Beaufort plans $900,000 park upgrade. This place was an ‘anchoring point’ for Black kids
A Beaufort park — once the only park in the city where Black residents were legally allowed and an important neighborhood gathering place for 80 years — will get a new pavilion and basketball court if the city succeeds in securing a $250,000 grant.
They’re part of a more than $900,000 improvement project at Washington Street Park, 1003 Washington Street, which opened in 1942.
The park was once called the Beaufort County Negro Recreational Center. Descendants of the original families who founded it make up a not-for-profit that still owns it. The city manages the park for the non-for-profit.
“This was like an anchoring point for the community,” said former Beaufort County Coroner Ed Allen, 73, who grew up playing in the park.
Allen, a member of the non-profit, sees the proposed improvements at the park shaded by palmetto and live oak trees and surrounded by homes a plus for the entire city.
“We want to see families come out and have a good time,” Allen said. “As it is now, the playground is used by the total community.”
Allen has seen a lot of changes in the neighborhood. Beauty and shoe shops that once surrounded the park are gone. Boy Scouts once conducted drills in the park, where kindergarten graduations also were held and ice cream was hand-churned during community gatherings and “everybody could discipline you.”
But, he adds, the park “is still actively being used” today.
On Tuesday, the City Council OK’d a resolution to apply for a $250,000 federal Community Development Block Grant through the South Carolina Department of Commerce to build a 30- by 60-foot pavilion and a half-court basketball court that would replace aging facilities. The city’s match would be $25,000.
The work would be part of a larger, $925,879 project, the city says, that will be completed in phases and includes on-street parking, sidewalks and street lighting.
In March 2021, new playground equipment was installed.

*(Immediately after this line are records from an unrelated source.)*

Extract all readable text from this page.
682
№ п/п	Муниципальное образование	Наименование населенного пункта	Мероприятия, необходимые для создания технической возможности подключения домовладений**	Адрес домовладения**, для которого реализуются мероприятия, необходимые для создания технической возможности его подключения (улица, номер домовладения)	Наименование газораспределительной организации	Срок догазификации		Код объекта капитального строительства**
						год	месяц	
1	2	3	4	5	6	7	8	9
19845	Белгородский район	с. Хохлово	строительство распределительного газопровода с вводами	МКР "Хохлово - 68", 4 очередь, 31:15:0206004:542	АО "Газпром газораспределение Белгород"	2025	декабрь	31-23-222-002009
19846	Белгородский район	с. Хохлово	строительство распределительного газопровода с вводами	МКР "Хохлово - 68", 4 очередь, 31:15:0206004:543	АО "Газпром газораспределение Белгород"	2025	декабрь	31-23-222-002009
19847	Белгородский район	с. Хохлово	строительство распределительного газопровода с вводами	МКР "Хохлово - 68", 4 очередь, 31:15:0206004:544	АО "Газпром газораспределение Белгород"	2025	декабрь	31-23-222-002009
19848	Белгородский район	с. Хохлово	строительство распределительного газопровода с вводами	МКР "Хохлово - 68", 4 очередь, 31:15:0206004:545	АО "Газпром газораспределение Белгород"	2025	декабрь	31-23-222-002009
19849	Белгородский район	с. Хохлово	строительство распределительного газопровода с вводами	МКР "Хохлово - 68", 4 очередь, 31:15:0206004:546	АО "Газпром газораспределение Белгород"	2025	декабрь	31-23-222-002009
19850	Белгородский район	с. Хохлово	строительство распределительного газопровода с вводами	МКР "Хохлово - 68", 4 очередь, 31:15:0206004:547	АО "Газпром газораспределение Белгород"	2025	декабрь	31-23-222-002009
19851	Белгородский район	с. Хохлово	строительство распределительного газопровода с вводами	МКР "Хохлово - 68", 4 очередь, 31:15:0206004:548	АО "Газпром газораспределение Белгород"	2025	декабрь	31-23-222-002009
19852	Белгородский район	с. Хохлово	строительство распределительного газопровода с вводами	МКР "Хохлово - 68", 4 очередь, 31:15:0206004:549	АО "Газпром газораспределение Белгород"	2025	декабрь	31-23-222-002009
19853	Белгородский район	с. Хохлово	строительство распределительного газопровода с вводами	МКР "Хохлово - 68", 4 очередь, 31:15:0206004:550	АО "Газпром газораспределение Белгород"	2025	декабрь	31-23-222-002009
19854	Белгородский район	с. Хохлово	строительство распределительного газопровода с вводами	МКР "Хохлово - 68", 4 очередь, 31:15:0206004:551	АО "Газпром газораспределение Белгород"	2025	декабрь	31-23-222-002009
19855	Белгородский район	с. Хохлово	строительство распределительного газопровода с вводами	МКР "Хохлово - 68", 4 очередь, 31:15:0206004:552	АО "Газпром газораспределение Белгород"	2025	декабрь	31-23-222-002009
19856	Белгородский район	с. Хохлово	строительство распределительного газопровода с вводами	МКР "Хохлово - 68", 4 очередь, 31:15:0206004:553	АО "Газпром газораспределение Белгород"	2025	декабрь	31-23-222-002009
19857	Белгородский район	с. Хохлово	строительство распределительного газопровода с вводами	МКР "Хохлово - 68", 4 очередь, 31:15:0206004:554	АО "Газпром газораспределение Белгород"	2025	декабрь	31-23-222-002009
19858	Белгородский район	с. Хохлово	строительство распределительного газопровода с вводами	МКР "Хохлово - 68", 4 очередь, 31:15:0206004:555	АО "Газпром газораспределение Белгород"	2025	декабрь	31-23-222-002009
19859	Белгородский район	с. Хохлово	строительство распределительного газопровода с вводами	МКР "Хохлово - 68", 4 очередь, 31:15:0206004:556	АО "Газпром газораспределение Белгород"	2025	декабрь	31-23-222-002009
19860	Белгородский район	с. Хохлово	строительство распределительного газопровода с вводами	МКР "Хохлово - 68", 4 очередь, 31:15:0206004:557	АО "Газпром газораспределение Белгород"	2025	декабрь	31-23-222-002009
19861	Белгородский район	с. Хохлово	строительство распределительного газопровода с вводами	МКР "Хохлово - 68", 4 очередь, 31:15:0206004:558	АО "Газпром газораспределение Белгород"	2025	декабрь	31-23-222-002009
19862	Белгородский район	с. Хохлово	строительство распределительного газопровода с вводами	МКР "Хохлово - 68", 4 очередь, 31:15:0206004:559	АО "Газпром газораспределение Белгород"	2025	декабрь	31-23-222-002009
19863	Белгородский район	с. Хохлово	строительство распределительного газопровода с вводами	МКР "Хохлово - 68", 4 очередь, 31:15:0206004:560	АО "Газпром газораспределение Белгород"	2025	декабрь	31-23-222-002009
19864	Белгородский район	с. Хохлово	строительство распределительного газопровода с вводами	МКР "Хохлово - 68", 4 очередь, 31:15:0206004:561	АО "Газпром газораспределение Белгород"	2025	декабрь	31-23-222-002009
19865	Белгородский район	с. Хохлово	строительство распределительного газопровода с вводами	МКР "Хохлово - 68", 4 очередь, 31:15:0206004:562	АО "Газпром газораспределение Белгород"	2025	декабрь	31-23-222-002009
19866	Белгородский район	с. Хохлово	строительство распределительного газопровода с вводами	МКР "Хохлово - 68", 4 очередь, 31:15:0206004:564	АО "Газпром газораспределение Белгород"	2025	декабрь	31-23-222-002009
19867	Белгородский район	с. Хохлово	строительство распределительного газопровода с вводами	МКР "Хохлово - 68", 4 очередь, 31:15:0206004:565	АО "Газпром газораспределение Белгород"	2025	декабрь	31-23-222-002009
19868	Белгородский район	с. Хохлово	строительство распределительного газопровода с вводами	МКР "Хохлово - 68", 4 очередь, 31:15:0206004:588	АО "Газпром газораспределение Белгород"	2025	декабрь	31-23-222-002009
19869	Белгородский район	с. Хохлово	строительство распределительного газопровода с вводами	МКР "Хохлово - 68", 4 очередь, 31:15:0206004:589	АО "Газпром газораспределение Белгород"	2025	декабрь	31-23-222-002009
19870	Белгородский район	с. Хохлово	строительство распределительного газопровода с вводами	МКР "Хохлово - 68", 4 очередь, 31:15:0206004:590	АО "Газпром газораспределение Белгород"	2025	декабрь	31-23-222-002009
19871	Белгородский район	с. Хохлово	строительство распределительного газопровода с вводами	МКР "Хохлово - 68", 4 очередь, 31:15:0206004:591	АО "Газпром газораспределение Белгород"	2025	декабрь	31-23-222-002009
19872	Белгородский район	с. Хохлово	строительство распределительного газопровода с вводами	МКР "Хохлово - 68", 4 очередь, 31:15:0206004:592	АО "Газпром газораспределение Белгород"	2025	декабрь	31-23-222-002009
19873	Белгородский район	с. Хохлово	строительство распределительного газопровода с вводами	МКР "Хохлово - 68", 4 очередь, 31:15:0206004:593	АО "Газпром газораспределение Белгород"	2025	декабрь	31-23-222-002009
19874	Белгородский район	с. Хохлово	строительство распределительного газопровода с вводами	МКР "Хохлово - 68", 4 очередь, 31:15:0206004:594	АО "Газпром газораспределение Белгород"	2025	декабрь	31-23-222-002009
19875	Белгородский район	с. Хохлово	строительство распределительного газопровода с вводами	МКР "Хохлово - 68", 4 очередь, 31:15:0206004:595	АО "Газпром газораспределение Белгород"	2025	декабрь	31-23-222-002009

Restrooms were added in 2019.
“It’s a vast improvement,” said 68-year-old Charles Henderson, who also grew up playing in the park, where he hit his first home run, played football — hoping he wouldn’t get tackled in the briar patch — and climbed mulberry trees with his friends playing “Tarzan.”
At Washington Street Park, Henderson says, he also learned how to deal with adversity and how a community comes together.
Every year, recalled 79-year-old “Big Bobby” Jenkins, who was the city of Beaufort’s second full-time Black police officer, the entire community looked forward to visits to Washington Street Park by “Silas Green from New Orleans,” a Black-owned tent and entertainment show that toured the South through the 1950s.
Back then, said Jenkins, noting it was before integration in the 1960s, “There weren’t too many places for us to go.”